Should they get their capital out of the country as fast as possible?
Or should they pack up and leave the field, taking their skills, their business experience, the jobs they create, the taxes they pay, and their children with them to countries where they will be welcome?
There would be very little left in South Africa if we started going down the Robert Mugabe government's path.
How about Ramaphosa phrasing his ideas much more clearly and inclusively?
He could stress how important the business sector (black and white) is in our country; that it is they who create the jobs and they and their employees pay the taxes that fund the government's social policies.
Every old person receiving a pension, every child grant and all the state subsidies paid to 16 million of our people derive chiefly from the taxes paid by a few thousand businesses and a few million individual taxpayers.
He could commit himself and his party to an obsession with growing our economy, putting all else aside in pursuit of growth so that ever-more people, most of them blacks, will be empowered by having jobs.

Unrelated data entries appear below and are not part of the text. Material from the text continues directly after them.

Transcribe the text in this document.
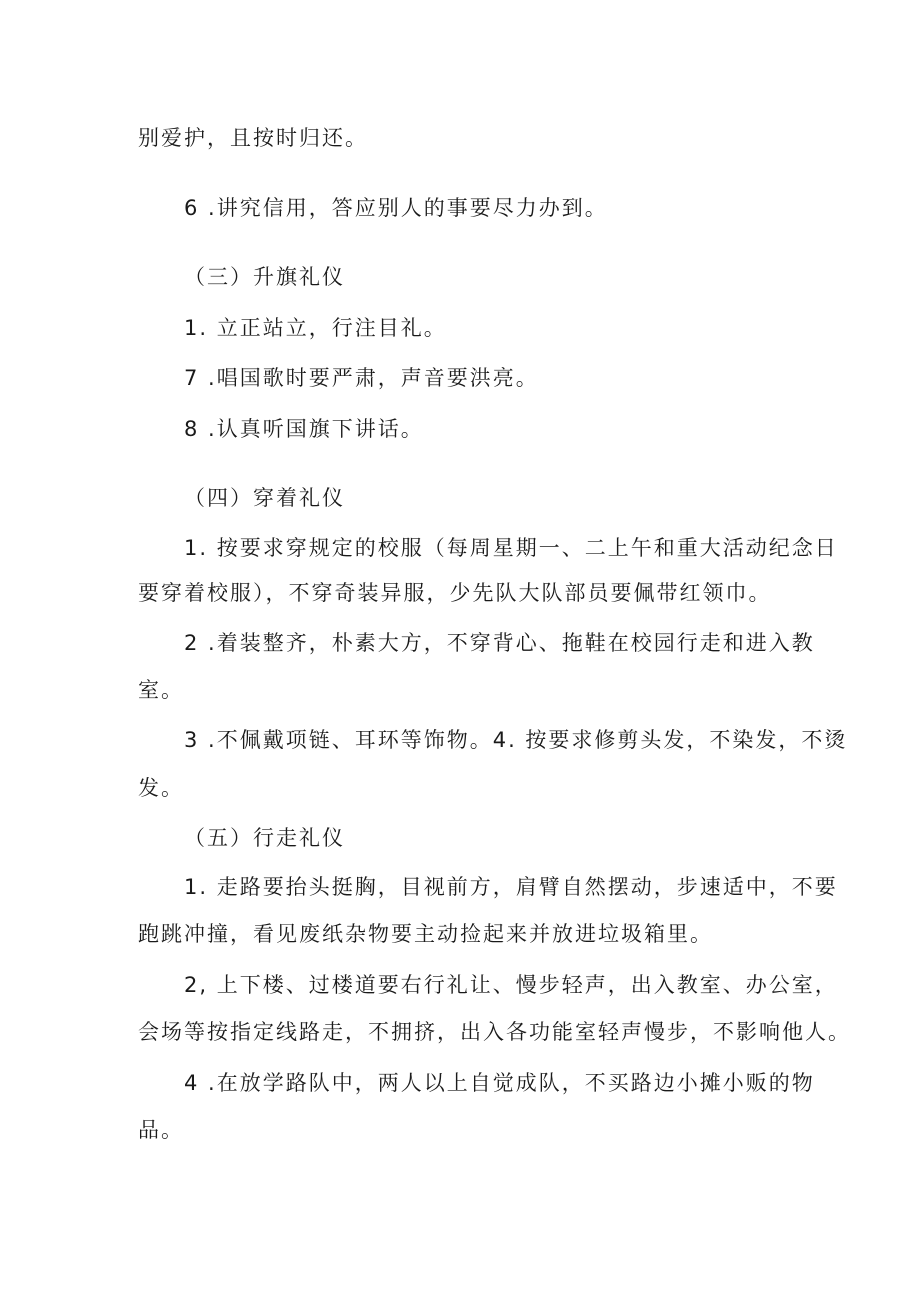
别爱护，且按时归还。

6 .讲究信用，答应别人的事要尽力办到。

（三）升旗礼仪

1. 立正站立，行注目礼。

7 .唱国歌时要严肃，声音要洪亮。

8 .认真听国旗下讲话。

（四）穿着礼仪

1. 按要求穿规定的校服（每周星期一、二上午和重大活动纪念日

要穿着校服），不穿奇装异服，少先队大队部员要佩带红领巾。

2 .着装整齐，朴素大方，不穿背心、拖鞋在校园行走和进入教

室。

3 .不佩戴项链、耳环等饰物。4. 按要求修剪头发，不染发，不烫

发。

（五）行走礼仪

1. 走路要抬头挺胸，目视前方，肩臂自然摆动，步速适中，不要

跑跳冲撞，看见废纸杂物要主动捡起来并放进垃圾箱里。

2, 上下楼、过楼道要右行礼让、慢步轻声，出入教室、办公室，

会场等按指定线路走，不拥挤，出入各功能室轻声慢步，不影响他人。

4 .在放学路队中，两人以上自觉成队，不买路边小摊小贩的物

品。
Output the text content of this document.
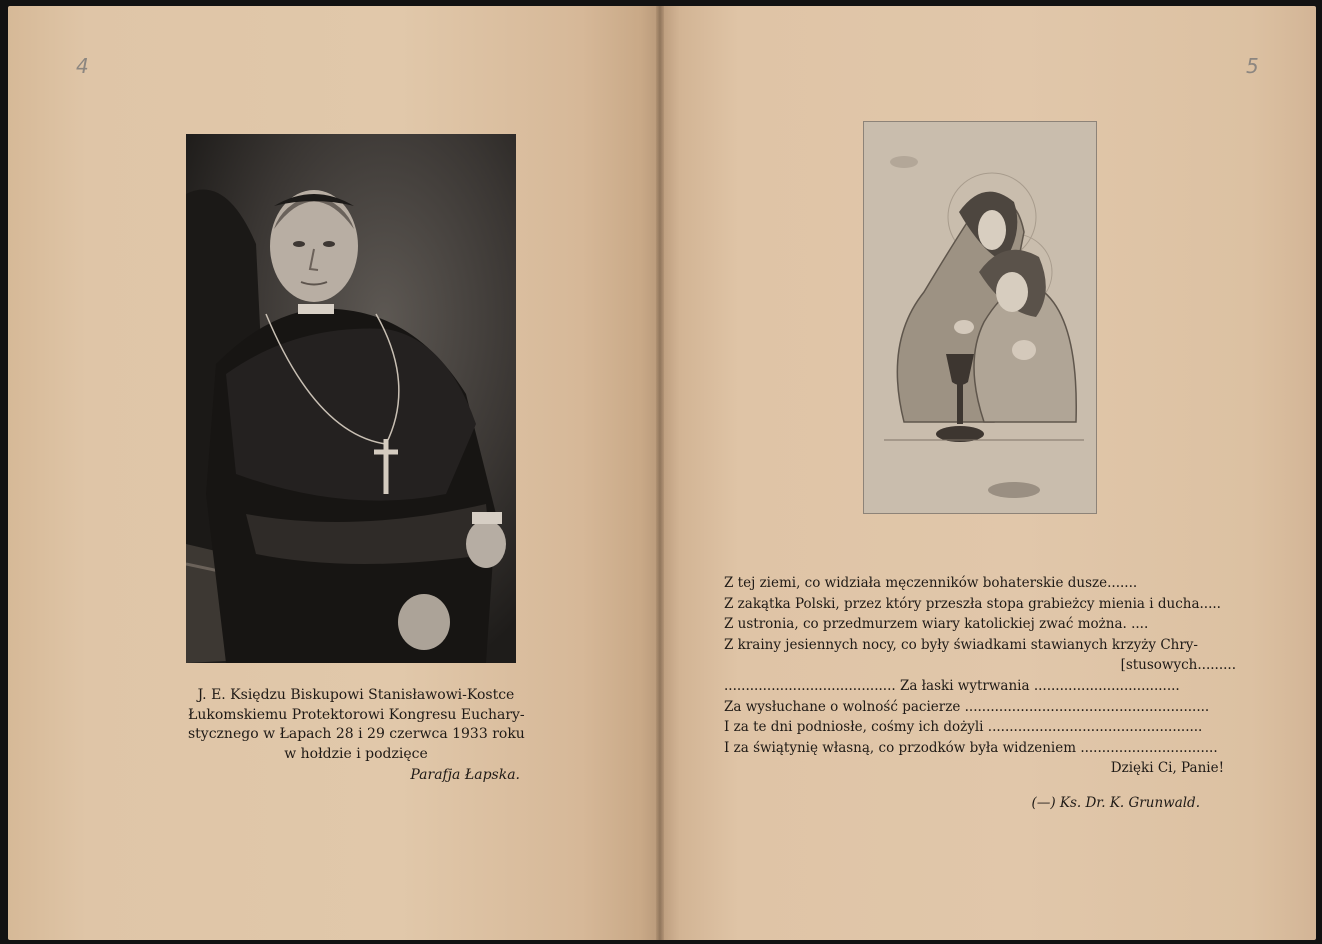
4
J. E. Księdzu Biskupowi Stanisławowi-Kostce
Łukomskiemu Protektorowi Kongresu Euchary-
stycznego w Łapach 28 i 29 czerwca 1933 roku
w hołdzie i podzięce
Parafja Łapska.
5
Z tej ziemi, co widziała męczenników bohaterskie dusze.......
Z zakątka Polski, przez który przeszła stopa grabieżcy mienia i ducha.....
Z ustronia, co przedmurzem wiary katolickiej zwać można. ....
Z krainy jesiennych nocy, co były świadkami stawianych krzyży Chry-
[stusowych.........
........................................ Za łaski wytrwania ..................................
Za wysłuchane o wolność pacierze .........................................................
I za te dni podniosłe, cośmy ich dożyli ..................................................
I za świątynię własną, co przodków była widzeniem ................................
Dzięki Ci, Panie!
(—) Ks. Dr. K. Grunwald.
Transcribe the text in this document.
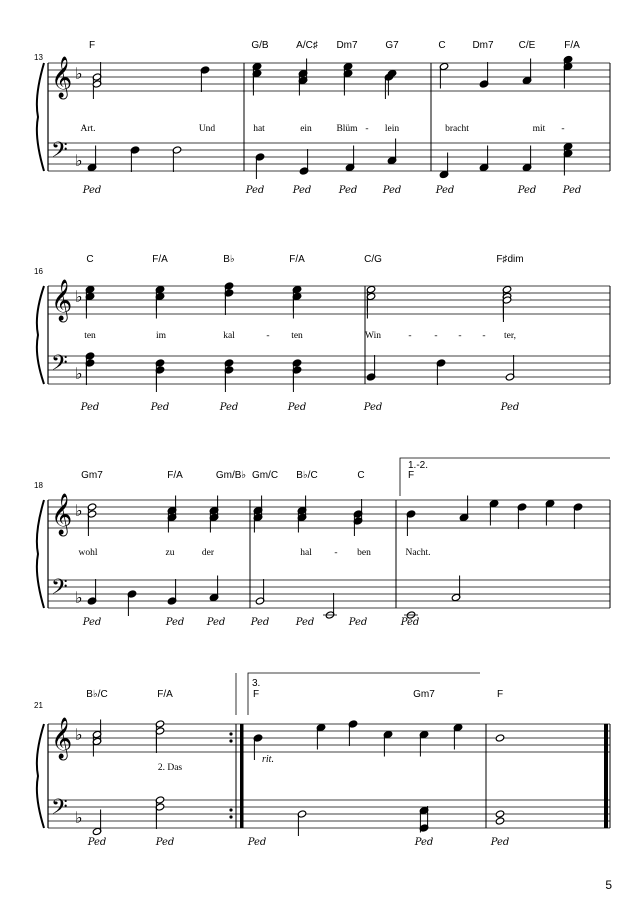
𝄞
𝄢
♭
♭
13
F	G/B	A/C♯ Dm7	G7	C	Dm7	C/E	F/A
Art.	Und	hat	ein	Blüm - lein	bracht	mit -
Ped	Ped	Ped	Ped	Ped	Ped	Ped	Ped
𝄞
𝄢
♭
♭
16
C	F/A	B♭	F/A	C/G	F♯dim
ten	im	kal	- ten	Win	- - - - ter,
Ped	Ped	Ped	Ped	Ped	Ped
𝄞
𝄢
♭
♭
18
Gm7	F/A	Gm/B♭ Gm/C B♭/C	C	F
wohl	zu	der	hal - ben	Nacht.
Ped	Ped Ped	Ped	Ped	Ped	Ped
1.-2.
𝄞
𝄢
♭
♭
21
B♭/C	F/A	F	Gm7	F
2. Das
Ped	Ped	Ped	Ped	Ped
3.
rit.
5
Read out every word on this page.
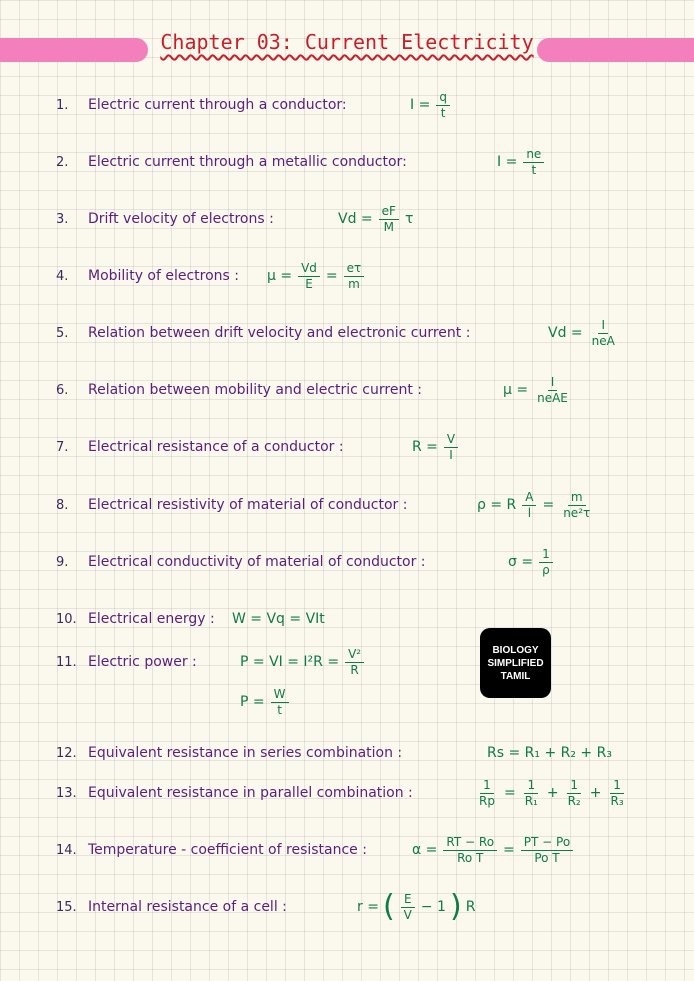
Chapter 03: Current Electricity
1. Electric current through a conductor:	$I = \frac{q}{t}$
2. Electric current through a metallic conductor:	$I = \frac{ne}{t}$
3. Drift velocity of electrons :	$Vd = \frac{eF}{M}$ τ
4. Mobility of electrons : $\mu = \frac{Vd}{E} = \frac{e\tau}{m}$
5. Relation between drift velocity and electronic current :	$Vd = \frac{I}{\text{neA}}$
6. Relation between mobility and electric current :	$\mu = \frac{I}{\text{neAE}}$
7. Electrical resistance of a conductor :	$R = \frac{V}{I}$
8. Electrical resistivity of material of conductor :	ρ = R $\frac{A}{l} = \frac{m}{\text{ne²τ}}$
9. Electrical conductivity of material of conductor :	$\sigma = \frac{1}{\rho}$
10. Electrical energy : W = Vq = VIt
11. Electric power :	P = VI = $I^2R = \frac{\text{V²}}{R}$
$P = \frac{W}{t}$
BIOLOGY
SIMPLIFIED
TAMIL
12. Equivalent resistance in series combination :	Rs = R₁ + R₂ + R₃
13. Equivalent resistance in parallel combination :	$\frac{1}{Rp} = \frac{1}{\text{R₁}} + \frac{1}{\text{R₂}} + \frac{1}{\text{R₃}}$
14. Temperature - coefficient of resistance :	$\alpha = \frac{RT - Ro}{\text{Ro T}} = \frac{PT - Po}{\text{Po T}}$
15. Internal resistance of a cell :	r = ( $\frac{E}{V} - 1$ ) R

He could appeal to the business community to stand shoulder to shoulder with the government in educating and upskilling our children and older workers so that many more blacks will be empowered.
Almost no one in the white community, let alone the business community, wants to prevent black people from owning and managing a larger share of the economy.
But grow that economy; work for it - don't demand more and more handouts; create new businesses and grasp the myriad opportunities that exist in a young country such as ours.
Stop shouting at and insulting the minorities and making them feel unwelcome and unappreciated.
My children and grandchildren are not entitled to more than yours because they are white - but then, nor are yours entitled to more than mine because they are black.